Biases  
Large Language Models (LLMs) can sometimes produce harmful outputs or show biases that affect how well they perform on other tasks. While you can reduce some of these issues by carefully crafting the prompts, more complex solutions like moderation or filtering might be needed.

Exemplar Distribution 
In few-shot learning, does the way we choose and distribute example sentences affect how the model behaves? Let’s check with a simple test:

Prompt:

Q: I just got the best news ever!  
A: Positive  
Q: We just got a raise at work!  
A: Positive  
Q: I'm so proud of what I accomplished today.  
A: Positive  
Q: I'm having the best day ever!  
A: Positive  
Q: I'm really looking forward to the weekend.  
A: Positive  
Q: I just got the best present ever!  
A: Positive  
Q: I'm so happy right now.  
A: Positive  
Q: I'm so blessed to have such an amazing family.  
A: Positive  
Q: The weather outside is so gloomy.  
A: Negative  
Q: I just got some terrible news.  
A: Negative  
Q: That left a sour taste.  
A: _

Output: Negative

Here, the distribution of examples (positive and negative) doesn’t seem to bias the model. That’s a good sign!

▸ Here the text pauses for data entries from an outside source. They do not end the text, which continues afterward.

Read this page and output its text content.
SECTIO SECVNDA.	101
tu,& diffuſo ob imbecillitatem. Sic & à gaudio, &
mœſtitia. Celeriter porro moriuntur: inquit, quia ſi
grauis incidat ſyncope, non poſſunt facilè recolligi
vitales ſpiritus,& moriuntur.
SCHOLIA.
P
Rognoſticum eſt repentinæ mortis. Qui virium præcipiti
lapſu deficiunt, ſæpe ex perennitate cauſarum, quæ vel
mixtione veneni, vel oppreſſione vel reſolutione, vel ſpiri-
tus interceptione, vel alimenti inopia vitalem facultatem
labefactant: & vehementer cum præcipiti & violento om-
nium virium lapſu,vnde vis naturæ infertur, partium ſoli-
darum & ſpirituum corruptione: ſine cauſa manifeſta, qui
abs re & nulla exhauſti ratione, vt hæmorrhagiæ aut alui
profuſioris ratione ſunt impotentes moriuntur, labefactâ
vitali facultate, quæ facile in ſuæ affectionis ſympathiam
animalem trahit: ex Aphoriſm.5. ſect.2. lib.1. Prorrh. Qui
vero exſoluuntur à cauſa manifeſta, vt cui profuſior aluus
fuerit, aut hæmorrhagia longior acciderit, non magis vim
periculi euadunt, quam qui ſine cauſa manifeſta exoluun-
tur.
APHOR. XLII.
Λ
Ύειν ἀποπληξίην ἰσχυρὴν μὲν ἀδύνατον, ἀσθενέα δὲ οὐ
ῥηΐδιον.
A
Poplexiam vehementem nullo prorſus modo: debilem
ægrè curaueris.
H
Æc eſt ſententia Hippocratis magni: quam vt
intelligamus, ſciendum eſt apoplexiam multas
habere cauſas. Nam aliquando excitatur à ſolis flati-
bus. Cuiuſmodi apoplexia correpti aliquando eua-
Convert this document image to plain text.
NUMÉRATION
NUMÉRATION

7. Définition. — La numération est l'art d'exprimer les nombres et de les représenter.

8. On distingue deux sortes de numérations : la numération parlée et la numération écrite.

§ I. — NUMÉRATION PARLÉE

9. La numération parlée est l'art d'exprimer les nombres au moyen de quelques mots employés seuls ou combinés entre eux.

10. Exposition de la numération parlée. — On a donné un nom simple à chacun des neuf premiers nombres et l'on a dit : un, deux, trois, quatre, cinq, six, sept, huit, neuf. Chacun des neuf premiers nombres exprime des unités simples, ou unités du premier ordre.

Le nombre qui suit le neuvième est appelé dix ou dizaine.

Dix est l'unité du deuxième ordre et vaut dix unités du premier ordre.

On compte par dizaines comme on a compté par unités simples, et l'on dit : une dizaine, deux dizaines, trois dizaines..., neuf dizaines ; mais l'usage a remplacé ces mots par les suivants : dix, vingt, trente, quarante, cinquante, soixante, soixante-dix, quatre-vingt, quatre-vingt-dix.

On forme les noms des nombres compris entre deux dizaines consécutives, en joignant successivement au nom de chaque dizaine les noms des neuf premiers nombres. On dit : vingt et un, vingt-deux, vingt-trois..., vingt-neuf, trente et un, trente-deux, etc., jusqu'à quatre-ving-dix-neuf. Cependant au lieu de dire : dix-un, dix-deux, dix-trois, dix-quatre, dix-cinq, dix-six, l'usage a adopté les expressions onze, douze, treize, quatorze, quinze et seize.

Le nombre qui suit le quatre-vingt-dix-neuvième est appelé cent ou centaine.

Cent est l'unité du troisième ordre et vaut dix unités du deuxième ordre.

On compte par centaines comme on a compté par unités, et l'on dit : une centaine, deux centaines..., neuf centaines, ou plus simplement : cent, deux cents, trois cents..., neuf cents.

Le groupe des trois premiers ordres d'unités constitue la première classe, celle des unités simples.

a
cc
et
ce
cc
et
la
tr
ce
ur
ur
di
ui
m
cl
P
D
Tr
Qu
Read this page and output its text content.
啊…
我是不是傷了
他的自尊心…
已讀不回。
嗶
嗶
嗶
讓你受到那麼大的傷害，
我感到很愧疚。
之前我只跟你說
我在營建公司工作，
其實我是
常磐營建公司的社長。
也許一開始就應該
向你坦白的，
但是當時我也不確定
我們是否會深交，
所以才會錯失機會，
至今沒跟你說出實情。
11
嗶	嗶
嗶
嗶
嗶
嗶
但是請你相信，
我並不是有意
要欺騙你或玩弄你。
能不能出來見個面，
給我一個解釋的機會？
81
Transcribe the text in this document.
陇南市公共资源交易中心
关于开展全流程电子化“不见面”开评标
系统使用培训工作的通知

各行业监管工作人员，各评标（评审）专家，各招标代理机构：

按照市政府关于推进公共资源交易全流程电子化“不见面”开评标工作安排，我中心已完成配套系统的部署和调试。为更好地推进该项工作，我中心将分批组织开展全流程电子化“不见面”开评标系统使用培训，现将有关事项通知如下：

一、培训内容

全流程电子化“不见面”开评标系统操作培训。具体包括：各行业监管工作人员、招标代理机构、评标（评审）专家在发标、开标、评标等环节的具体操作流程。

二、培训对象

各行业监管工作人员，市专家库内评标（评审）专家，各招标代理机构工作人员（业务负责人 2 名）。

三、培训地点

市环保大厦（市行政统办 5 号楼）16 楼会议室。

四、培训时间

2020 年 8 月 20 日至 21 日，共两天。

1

Now, let’s try something harder to classify:

Prompt:

Q: The food here is delicious!  
A: Positive  
Q: I'm so tired of this coursework.  
A: Negative  
Q: I can't believe I failed the exam.  
A: Negative  
Q: I had a great day today!  
A: Positive  
Q: I hate this job.  
A: Negative  
Q: The service here is terrible.  
A: Negative  
Q: I'm so frustrated with my life.  
A: Negative  
Q: I never get a break.  
A: Negative  
Q: This meal tastes awful.  
A: Negative  
Q: I can't stand my boss.  
A: Negative  
Q: I feel something.  
A: _

Output: Negative

Even though the last sentence was vague, the model assumed it was negative. But, when I flipped the example distribution to use more positive sentences (8 positive, 2 negative) and tried the same vague sentence again, the model said "Positive." This shows that even though the model has strong knowledge of sentiment classification, it’s still important to keep a balanced number of positive and negative examples. For harder tasks, the model might show more bias if it lacks enough background knowledge.

Order of Exemplars  
Does the order of examples in few-shot learning affect the model's performance or bias? You can experiment by changing the order of the examples. For instance, avoid placing all positive examples first and all negative ones last, as this could create bias, especially if there’s an imbalance in the number of examples for each label. The recommendation is to shuffle the order randomly and experiment to reduce bias.